Good lord, we have lamps now?!
I would have been happy with just having actual steering.
I need to buy a flight stick, but I'm having trouble finding what I want. What are the pot values for a 360 gamepad? I might wire up a custom built one to a hack and that way I would have rumble. Force-feedback sticks have all but vanished and I really don't want to deal with 15 year old sticks. I can use the yoke for most stuff in a pinch though.
Modern gamepads including xbox360 pads use 10k pots, but they're limited deflection (they cover their resistance range over say 90-120 degrees of physical movement). Off the shelf pots are morel like 270-280 degrees.
You can calibrate it out in emulators, but it won't work for a lot of games. A lot of modern controllers don't offer calibration in windows anymore. 5k (or half voltage) is center.
I have a cyber sled control panel (dual analog trigger-sticks) that I swapped 10k pots into and wired to a gamepad.
It works OK in MAME. Since it's only using a small portion of the travel of the pots, sometimes it feels like it's taking big steps rather than being smooth analog.
In retrospect, I should have just used the stock 5k arcade pots with an Ultimarc APAC or similar interface.
Old joysticks are 100k and were wired directly to the gameport. No electronics inside the stick.
You can wire up 100k pots to a $7 USB gameport adapter and it will show up as a generic joystick (no rumble).
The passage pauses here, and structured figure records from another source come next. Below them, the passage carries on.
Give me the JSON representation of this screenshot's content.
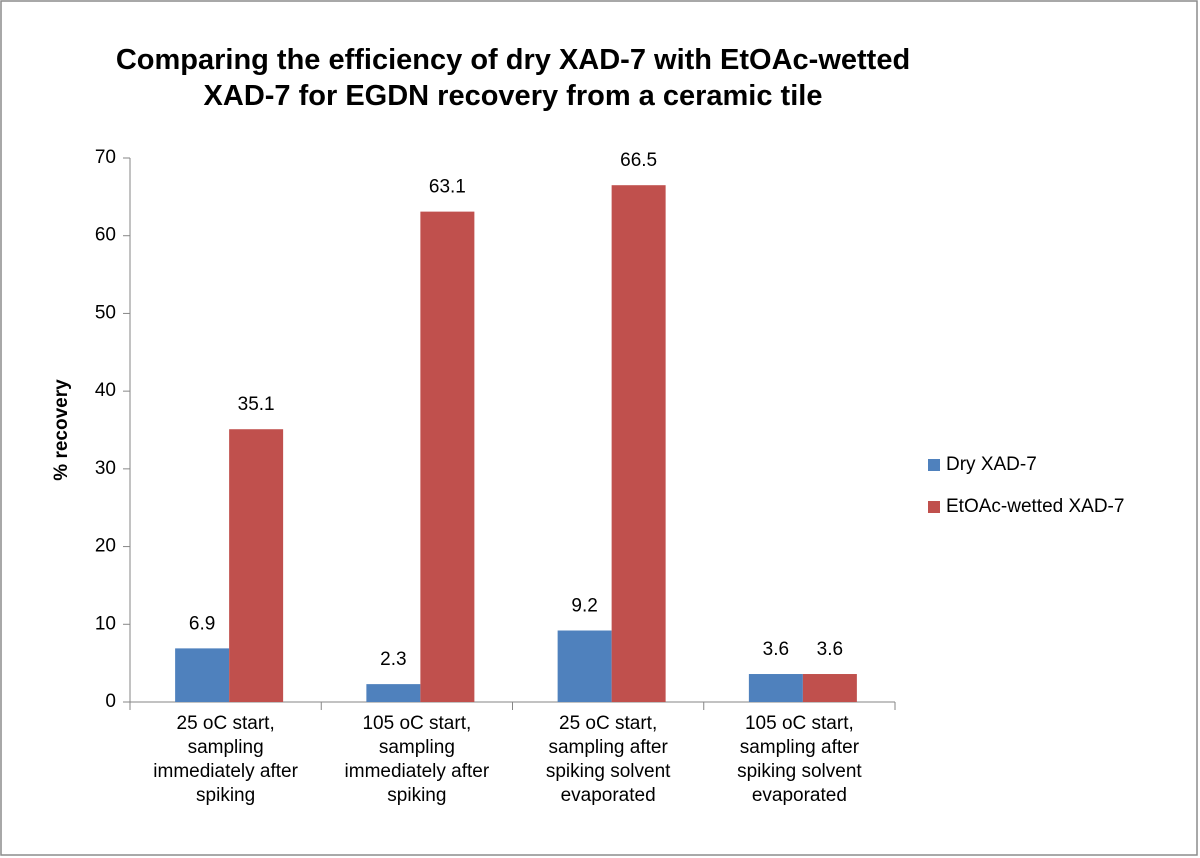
{
  "chart_data": {
    "type": "bar",
    "title": "Comparing the efficiency of dry XAD-7 with EtOAc-wetted XAD-7 for EGDN recovery from a ceramic tile",
    "y_label": "% recovery",
    "categories": [
      "25 oC start, sampling immediately after spiking",
      "105 oC start, sampling immediately after spiking",
      "25 oC start, sampling after spiking solvent evaporated",
      "105 oC start, sampling after spiking solvent evaporated"
    ],
    "series": [
      {
        "name": "Dry XAD-7",
        "color": "#4f81bd",
        "values": [
          6.9,
          2.3,
          9.2,
          3.6
        ]
      },
      {
        "name": "EtOAc-wetted XAD-7",
        "color": "#c0504d",
        "values": [
          35.1,
          63.1,
          66.5,
          3.6
        ]
      }
    ],
    "ylim": [
      0,
      70
    ],
    "yticks": [
      0,
      10,
      20,
      30,
      40,
      50,
      60,
      70
    ],
    "grid": false,
    "legend": "right"
  }
}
The PC version of the happ arcade stick used 100k limited deflection pots that cost like $25 each + Happ's high shipping.
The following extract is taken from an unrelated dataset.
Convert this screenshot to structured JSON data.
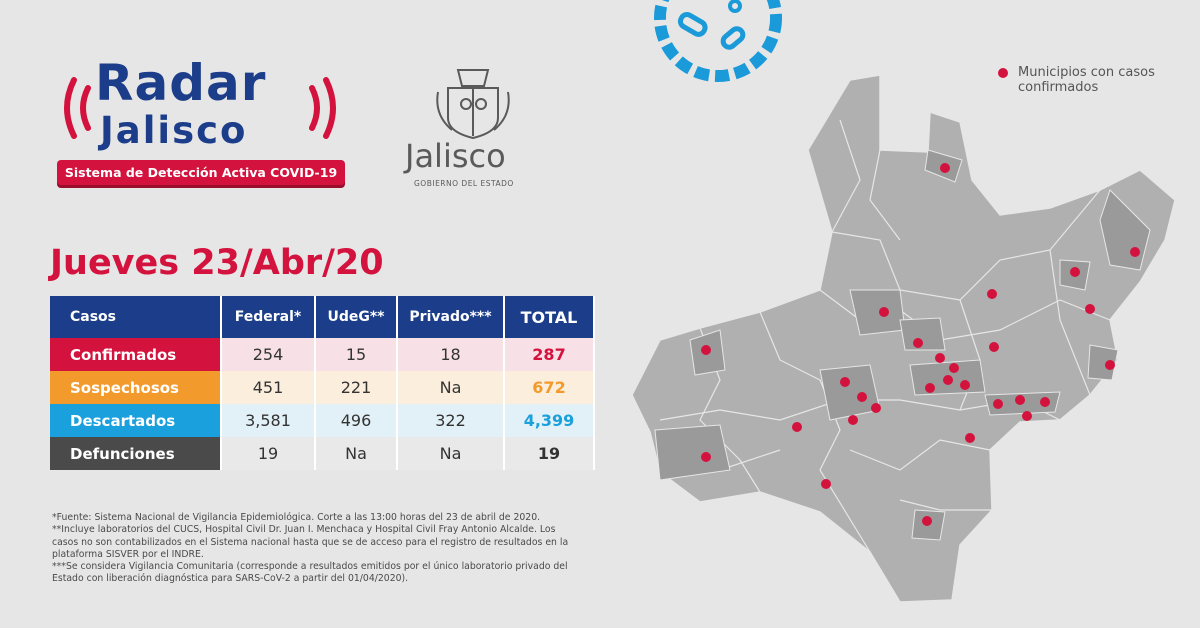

I forked over $40 to buy one in hopes of using the numbers on it to find a generic supplier for them.
I found the manufacturer, but the part number was a generic "built to customer request" number.
So to summarize, joysticks use limited deflection pots that cover their total range over a much shorter distance...and you can't buy them anywhere for a reasonable price.
One of my 3D printer goals is to make parts to convert an arcade quality joystick to analog using either tiny thumbstick pots or gearing to get around the deflection issue.
It probably won't come anytime soon though.